Hi-C offers a unique and novel perspective missing from many of today’s epigenetic studies. The technology brings a new dimension to genomic research that cannot be captured with standard NGS approaches. Yet many consider the technique challenging due to the multiday workflow, complex experimental design, and non-traditional analytical approaches.

However, with technology advances culminating in the Dovetail^® TopoLink™ Kit from Cantata Bio, the world of Hi-C is now easier than ever to explore. Here are five reasons why using Hi-C isn’t as hard as you might think and why you should consider adding it to your research toolbox.

Most current Hi-C protocols require 2-4 days, splitting sample prep, proximity ligation, and library conversion across multiple days. This complex workflow introduces many opportunities for mistakes and errors to accumulate and requires users to block off the better part of a week to generate a library.

Without compromising data quality, the Dovetail^® TopoLink™ workflow from sample to library can be completed in a single day.

Impact  Spend less time at the bench, and more time focusing on your science.

To call chromatin looping events, a traditional Hi-C experiment requires 3-4 proximity ligation reactions per sample. For a simple three-replicate, case/control study, that equates to up to 24 proximity ligation reaction tubes that must be processed. In addition, this significantly reduces the number of samples common commercial Hi-C Kits can support.

The Dovetail^® TopoLink™ Kit is specifically configured to support loop calling studies for 4 samples. For each sample, a single proximity ligation reaction is sufficient to support the deep sequencing required.

Impact  Simplify and streamline your experiments, making it even easier to integrate conformation data into your research.

Hi-C data is notoriously noisy. Researchers using traditional Hi-C currently throw away up to 20% of their uniquely mapped sequence data as invalid Hi-C pairs. This is because Hi-C methods relying on restriction enzymes introduce non-informative artifacts that must be filtered out. The result is lower signal-to-noise and inefficient use of your sequencing budget.

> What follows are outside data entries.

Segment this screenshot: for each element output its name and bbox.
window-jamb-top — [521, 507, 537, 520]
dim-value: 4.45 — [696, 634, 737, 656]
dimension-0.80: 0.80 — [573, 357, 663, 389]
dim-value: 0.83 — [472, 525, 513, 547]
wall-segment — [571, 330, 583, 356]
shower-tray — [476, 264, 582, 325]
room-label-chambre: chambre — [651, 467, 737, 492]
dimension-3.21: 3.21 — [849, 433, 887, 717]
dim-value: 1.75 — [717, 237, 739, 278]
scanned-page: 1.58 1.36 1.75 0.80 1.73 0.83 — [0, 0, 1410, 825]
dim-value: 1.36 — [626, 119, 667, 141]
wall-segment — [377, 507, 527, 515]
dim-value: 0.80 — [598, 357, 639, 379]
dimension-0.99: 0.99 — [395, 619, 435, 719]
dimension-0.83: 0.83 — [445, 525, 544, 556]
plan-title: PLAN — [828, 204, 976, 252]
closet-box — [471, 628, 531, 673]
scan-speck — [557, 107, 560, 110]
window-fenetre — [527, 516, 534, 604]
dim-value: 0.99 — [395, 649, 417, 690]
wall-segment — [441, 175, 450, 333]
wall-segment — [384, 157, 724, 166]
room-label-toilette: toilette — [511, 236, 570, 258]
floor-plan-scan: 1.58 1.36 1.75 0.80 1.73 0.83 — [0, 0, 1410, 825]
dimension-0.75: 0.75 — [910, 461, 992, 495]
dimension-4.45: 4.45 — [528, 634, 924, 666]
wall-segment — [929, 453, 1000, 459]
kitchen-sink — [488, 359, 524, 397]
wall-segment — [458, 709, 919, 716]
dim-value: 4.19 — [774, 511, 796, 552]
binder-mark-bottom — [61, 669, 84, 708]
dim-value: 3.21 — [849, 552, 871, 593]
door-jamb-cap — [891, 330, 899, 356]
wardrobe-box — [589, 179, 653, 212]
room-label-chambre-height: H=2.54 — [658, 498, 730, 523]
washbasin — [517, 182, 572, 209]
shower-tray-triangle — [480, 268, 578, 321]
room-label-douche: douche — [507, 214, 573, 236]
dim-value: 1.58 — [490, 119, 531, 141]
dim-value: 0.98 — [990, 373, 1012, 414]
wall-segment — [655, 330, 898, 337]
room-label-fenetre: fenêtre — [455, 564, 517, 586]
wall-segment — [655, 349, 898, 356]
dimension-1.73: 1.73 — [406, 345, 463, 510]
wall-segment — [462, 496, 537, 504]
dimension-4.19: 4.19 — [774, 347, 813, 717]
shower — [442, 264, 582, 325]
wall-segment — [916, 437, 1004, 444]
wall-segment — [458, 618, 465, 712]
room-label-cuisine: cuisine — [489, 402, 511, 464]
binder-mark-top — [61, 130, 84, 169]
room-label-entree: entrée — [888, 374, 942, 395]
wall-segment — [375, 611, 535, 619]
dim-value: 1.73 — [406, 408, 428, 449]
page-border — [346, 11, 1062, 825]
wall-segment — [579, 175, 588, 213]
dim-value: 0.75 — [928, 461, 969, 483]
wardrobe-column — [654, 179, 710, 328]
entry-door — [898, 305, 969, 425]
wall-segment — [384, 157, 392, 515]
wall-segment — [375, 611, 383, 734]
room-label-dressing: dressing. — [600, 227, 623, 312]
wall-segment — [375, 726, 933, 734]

By eliminating restriction enzyme use, the TopoLink™ Assay removes the most common source of invalid Hi-C pairs, enabling researchers to capture more chromatin features, with more evidence per feature.

Impact  Improve the quality of your data sets while reducing sequencing cost.

The reliance of traditional Hi-C on restriction enzymes for chromatin fragmentation introduces biases into the data. At a global level, this causes uneven sequence coverage, resulting in low—or even no—coverage for regions of interest to your research. Perhaps more concerning, even within regions of good coverage, signal can be artificially shifted due to fluctuations in restriction enzyme site density, potentially leading to erroneous conclusions.

The TopoLink workflow uses a sequence-independent fragmentation approach that ensures uniform sequence coverage and an unbiased view of chromatin interactions.

Impact  Spend less time chasing down technical artifacts and have higher confidence in your results.

Hi-C experiments notoriously require large amounts of input material, anywhere from 2 – 10 million cells when loop calling. This can limit the scope of your study due to insufficient sample quantities. Sample pooling approaches to circumvent this limitation commonly confound results and complicate interpretation.

TopoLink requires as few as 500,000 cells to perform loop calling at 5-kb resolution, significantly less than alternative Hi-C approaches.

Impact  Extend the life of your sample and increase the scope of your study.